This Pulitzer race is one for the books: No winner in fiction
Board can’t pick from 3 finalists; 6 other works do get $10,000 prize
Perhaps the most striking aspect of the Pulitzer Prizes, announced Monday, is the fact that no novel was judged worthy of the $10,000 prize. It’s the first time since 1977 that has happened and the 11th time since Columbia University began the prestigious awards in 1917.
Don’t blame the three-person fiction jury: novelist Michael Cunningham and critics Maureen Corrigan and Susan Larson.
After reading 341 books, they nominated three titles to the 18 voting members of the Pulitzer board, which “could not determine a winner,” says Pulitzer Prize administrator Sig Gissler, who sits on the board. Its members include prominent journalists such as The New York Times’ Thomas Friedman. Its only fiction writer is novelist Junot Diaz.
“None of the three books could get a majority of votes,” Gissler says.
Fiction jury’s nominees
-Train Dreams by Denis Johnson, a novella set in the old American West.
-Swamplandia! by Karen Russell, a debut novel set in the Florida Everglades about a failing theme park.

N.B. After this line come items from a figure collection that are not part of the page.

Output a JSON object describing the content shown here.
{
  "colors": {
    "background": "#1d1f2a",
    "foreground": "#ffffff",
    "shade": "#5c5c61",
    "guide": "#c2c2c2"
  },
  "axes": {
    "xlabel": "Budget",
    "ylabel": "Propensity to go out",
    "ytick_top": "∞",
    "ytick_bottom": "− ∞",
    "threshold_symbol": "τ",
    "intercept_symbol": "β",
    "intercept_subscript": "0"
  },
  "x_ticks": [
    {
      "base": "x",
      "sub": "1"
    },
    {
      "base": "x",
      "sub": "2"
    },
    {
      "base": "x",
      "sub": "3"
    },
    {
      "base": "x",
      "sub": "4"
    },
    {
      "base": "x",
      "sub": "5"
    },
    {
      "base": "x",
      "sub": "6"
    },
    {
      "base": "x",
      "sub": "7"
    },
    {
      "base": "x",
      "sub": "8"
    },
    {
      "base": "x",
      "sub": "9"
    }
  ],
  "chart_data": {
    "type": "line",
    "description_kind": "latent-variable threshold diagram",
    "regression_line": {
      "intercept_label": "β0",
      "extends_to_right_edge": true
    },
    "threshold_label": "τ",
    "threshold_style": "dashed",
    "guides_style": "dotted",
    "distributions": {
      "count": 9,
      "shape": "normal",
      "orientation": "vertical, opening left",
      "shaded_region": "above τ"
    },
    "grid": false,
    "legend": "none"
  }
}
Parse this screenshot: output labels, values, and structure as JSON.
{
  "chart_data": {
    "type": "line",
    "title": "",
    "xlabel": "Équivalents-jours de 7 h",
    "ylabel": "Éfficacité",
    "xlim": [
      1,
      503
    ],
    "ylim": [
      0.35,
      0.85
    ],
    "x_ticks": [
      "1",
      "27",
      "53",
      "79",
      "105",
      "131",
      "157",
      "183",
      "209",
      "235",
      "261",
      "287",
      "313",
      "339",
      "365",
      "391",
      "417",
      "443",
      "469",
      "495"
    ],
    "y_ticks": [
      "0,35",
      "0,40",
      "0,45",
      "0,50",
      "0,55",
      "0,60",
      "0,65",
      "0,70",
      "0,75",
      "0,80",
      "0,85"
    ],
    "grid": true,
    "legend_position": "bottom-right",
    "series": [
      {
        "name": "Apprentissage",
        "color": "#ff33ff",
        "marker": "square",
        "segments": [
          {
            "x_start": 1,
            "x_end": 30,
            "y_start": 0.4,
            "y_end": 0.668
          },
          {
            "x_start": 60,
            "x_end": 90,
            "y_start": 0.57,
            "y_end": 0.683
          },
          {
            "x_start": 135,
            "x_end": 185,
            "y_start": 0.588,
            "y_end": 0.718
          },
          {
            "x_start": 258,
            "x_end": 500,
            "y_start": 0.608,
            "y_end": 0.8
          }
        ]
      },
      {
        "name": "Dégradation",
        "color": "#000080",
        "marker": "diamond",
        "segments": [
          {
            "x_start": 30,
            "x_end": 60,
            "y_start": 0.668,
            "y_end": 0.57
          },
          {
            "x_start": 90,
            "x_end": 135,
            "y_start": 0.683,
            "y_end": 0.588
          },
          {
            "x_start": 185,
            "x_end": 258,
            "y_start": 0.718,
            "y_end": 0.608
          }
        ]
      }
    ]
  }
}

-The Pale King by the late David Foster Wallace. Published after the author’s 2008 suicide, the novel is set in an IRS office.
Other category winners
-History: The late Manning Marable for Malcolm X: A Life of Reinvention. The author, a Columbia University professor who had worked more than a decade on the biography, died of pneumonia last April, three days before the book was published. -Biography: John Lewis Gaddis for George F. Kennan: An American Life. An American diplomat, Kennan was a pivotal figure during the Cold War who advocated the policy of containing the Soviet Union. -Non- fiction: Stephen Greenblatt for The Swerve: How the World Became Modern, which tells the story of a 15th-century book hunter who rescued classical manuscripts and influenced history. It previously had won the 2011 National Book Award for non-fiction. -Drama: Water by the Spoonful by Quiara Alegría Hudes,
a play about a returning Iraq veteran in Philadelphia. -Poetry: Life on Mars by Tracy K. Smith. -M-sic: Silent Night: Opera in Two Acts by Kevin Puts, commissioned and premiered by the Minnesota Opera in Minneapolis.